Why an applicant may be denied a security clearance
Various reasons exist for why an applicant may be denied a security clearance. The primary considerations in an investigation are the individual’s honesty, candor, and thoroughness in the completion of their security clearance forms.
Every effort is made to determine whether the granting or continuing eligibility for a security clearance is consistent with the interests of national security. A wide variety of factors may be investigated.
The scope of a security clearance background investigation is likely to include the following personal characteristics, proclivities, and behavior. Any indication that the applicant may have substantial problems in any of these areas will likely raise a flag indicating a need for further investigation and possible denial of the clearance.
- Allegiance to the United States
- Potential for foreign influence
- A foreign preference
- Sexual behavior
- Personal conduct
- Financial considerations
- Alcohol consumption
- Drug involvement and substance misuse
- Emotional, mental, and personality disorders
- Criminal conduct
- Handling protected information
- Outside activities
- Misuse of information technology
Unpaid bills, as well as criminal charges, will often disqualify an applicant for approval. However, bankruptcy will be evaluated on a case-by-case basis and is not an automatic disqualifier. Poor financial history is the number-one cause of rejection, and foreign activities and criminal records are also common causes for disqualification.

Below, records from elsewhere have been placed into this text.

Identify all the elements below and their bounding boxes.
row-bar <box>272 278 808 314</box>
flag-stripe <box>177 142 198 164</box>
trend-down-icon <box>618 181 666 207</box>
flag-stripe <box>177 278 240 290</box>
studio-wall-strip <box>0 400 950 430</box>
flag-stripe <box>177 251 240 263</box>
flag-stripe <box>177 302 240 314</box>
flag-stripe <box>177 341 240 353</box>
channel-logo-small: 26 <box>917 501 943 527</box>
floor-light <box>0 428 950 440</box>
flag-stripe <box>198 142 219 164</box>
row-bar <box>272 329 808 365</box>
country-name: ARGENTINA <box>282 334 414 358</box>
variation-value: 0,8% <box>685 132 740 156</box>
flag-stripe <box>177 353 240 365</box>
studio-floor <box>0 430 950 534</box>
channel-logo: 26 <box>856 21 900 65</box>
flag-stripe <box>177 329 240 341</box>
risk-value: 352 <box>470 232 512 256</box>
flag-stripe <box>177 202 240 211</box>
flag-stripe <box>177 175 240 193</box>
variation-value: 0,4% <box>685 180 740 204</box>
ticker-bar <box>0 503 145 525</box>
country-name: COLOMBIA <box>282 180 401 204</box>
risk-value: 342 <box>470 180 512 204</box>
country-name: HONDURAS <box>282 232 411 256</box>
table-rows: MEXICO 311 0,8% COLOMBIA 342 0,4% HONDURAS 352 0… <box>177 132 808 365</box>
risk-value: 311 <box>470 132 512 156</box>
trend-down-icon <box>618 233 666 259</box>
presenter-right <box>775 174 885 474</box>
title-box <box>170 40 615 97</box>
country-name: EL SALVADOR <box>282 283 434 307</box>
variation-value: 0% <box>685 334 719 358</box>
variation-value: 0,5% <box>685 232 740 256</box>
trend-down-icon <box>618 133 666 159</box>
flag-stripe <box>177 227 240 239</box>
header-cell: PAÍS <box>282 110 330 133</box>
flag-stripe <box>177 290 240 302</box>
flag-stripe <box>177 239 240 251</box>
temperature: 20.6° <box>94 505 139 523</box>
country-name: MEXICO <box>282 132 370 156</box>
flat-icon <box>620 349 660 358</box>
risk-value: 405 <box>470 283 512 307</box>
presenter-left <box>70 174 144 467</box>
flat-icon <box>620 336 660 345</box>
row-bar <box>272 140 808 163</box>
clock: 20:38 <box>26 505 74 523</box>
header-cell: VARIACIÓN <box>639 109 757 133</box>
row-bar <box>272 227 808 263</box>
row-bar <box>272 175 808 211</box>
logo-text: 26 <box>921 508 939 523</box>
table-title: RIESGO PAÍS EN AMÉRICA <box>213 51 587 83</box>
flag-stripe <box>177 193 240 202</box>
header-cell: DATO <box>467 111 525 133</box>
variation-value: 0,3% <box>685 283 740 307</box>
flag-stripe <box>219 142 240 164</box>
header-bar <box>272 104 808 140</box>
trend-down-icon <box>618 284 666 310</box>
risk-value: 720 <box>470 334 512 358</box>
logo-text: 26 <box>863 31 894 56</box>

It is noteworthy that investigators may consider publicly available social media information in connection with an application for a security clearance. Security Executive Agent Directive 5, Collection, Use, and Retention of Publicly Available Social Media Information in Personnel Security Background Investigations and Adjudications, codifies federal background investigative authority to incorporate publicly available social media information in the security clearance process.
According to the Office of the Director of National Intelligence, this policy allows investigators to consider an applicant’s history on Twitter, Facebook, Instagram, and other similar sites.
The policy states that social media data collected as part of a background check will not be retained unless it is considered “relevant” to the security standing of the person in question.
Resources for obtaining a security clearance
Guidelines and updates related to security clearances from the U.S. Department of State.
The Government’s web-based portal for accessing Electronic Questionnaires for Investigations Processing (e-QIP) forms.
The Department of Defense (DoD) Personnel Security Program Regulation.
The information contained in this article is not legal advice and is not a substitute for such advice. State and federal laws change frequently, and the information in this article may not reflect your own state’s laws or the most recent changes to the law.